The three authors each discussed the accidental origins of their works, their roles as storytellers and their feelings of obligation to tell the stories of the disenfranchised, whether through journalistic writing or fiction.

Both Fadiman’s and Kidder’s works offer glimpses of different cultures, while Oates’ short story challenges the reader to consider the human predicament through a tragic twist.

“The books were very educational in a world-view sense,” said Kemar England ’14. “To get that insight was very beautiful.”
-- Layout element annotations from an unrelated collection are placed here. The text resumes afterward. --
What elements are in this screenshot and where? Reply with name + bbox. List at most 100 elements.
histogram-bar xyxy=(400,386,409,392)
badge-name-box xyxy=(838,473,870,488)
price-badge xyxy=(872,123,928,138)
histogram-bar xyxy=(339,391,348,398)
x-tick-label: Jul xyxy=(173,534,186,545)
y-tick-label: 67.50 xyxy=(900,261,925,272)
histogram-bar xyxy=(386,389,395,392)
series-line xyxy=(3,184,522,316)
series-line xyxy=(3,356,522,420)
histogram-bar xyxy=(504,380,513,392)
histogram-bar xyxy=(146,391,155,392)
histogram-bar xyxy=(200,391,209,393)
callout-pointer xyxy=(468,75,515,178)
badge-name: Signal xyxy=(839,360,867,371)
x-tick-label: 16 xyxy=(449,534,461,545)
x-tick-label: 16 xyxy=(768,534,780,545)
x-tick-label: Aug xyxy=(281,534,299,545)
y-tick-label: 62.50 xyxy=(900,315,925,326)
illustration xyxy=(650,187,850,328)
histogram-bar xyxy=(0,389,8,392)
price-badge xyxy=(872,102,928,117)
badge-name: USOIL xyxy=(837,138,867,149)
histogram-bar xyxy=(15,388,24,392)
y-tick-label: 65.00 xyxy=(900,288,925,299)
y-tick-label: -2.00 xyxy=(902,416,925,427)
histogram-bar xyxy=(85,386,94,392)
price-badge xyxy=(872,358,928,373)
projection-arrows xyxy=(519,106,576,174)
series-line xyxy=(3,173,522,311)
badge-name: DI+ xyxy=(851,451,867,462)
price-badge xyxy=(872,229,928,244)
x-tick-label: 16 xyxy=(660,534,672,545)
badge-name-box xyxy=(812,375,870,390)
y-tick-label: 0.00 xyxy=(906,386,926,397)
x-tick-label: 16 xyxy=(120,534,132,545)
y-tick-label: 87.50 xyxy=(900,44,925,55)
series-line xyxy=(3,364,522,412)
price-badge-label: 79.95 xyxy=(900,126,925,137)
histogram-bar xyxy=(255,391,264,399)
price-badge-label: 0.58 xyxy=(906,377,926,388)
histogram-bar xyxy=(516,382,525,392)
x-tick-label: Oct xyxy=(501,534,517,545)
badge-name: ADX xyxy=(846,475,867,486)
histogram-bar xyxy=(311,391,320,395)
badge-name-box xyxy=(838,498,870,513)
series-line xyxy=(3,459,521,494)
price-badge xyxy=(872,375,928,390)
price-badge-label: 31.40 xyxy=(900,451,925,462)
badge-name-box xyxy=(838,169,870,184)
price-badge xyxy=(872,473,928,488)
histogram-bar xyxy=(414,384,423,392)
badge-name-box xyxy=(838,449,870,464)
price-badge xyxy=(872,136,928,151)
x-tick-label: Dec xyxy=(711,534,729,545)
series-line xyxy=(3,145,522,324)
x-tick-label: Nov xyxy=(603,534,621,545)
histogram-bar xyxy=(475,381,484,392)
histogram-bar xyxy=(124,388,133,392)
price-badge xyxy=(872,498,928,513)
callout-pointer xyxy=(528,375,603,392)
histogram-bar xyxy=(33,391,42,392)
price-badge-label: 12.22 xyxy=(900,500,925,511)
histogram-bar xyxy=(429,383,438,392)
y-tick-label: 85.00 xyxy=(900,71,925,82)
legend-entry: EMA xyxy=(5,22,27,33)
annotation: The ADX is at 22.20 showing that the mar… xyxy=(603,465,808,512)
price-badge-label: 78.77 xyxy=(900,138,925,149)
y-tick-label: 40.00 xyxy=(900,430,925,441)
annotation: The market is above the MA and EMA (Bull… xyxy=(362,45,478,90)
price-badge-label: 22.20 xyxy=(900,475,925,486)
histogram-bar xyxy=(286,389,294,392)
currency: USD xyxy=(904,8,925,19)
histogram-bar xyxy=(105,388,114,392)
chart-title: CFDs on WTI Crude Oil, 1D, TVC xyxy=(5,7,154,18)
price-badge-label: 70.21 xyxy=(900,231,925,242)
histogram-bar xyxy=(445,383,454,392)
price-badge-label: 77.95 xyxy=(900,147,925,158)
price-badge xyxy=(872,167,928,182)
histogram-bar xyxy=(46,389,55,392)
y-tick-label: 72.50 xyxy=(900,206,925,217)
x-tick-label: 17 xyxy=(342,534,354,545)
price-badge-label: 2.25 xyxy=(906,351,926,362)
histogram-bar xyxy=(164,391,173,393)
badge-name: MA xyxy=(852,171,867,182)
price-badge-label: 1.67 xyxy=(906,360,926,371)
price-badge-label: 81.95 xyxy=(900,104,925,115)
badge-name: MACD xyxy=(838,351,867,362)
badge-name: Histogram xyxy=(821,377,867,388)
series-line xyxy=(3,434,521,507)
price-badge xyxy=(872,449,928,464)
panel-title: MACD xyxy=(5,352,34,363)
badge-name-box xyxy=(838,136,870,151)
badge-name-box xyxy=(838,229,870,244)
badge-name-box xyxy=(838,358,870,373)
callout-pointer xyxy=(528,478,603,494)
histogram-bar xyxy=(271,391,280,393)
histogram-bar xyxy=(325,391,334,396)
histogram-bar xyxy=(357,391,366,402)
After a series of questions from Satz, freshmen asked the the authors their own questions and explored the common themes among the works.

“I thought the authors all shared a common ground and could relate to one another, which made the discussion more meaningful,” said Victoria Virasingh ’14. The event “wasn’t as shocking or impactful as Faces or Discover Stanford,” she said. “However, the themes in these books reminded us why we’re here and what we hope to accomplish.”

Some freshmen, including Katie Sandling and Kristy Henrich, were left with a desire to read the rest of Oates’ collection, “Will You Always Love Me?”

Others appreciated hearing how each author approaches the art of writing.

“I enjoyed the insights into the actual writing process,” said Robin Woodby ’14.

Vanessa Gallegos ’14 and Ellen Encisco ’14 were simply grateful to have such close proximity to the authors. “It’s cool that we can come here and be in the same room,” said Encisco.

The annual Three Books discussion offered each member of the Class of 2014, as Dean of Freshmen and Undergraduate Advising Julie Lythcott-Haims ‘89 said in her closing remarks, a chance “to open your mouth [and] ask your own question.” Lythcott-Haims encouraged freshmen to continue this process at Stanford and “wring every drop out of what we offer you.”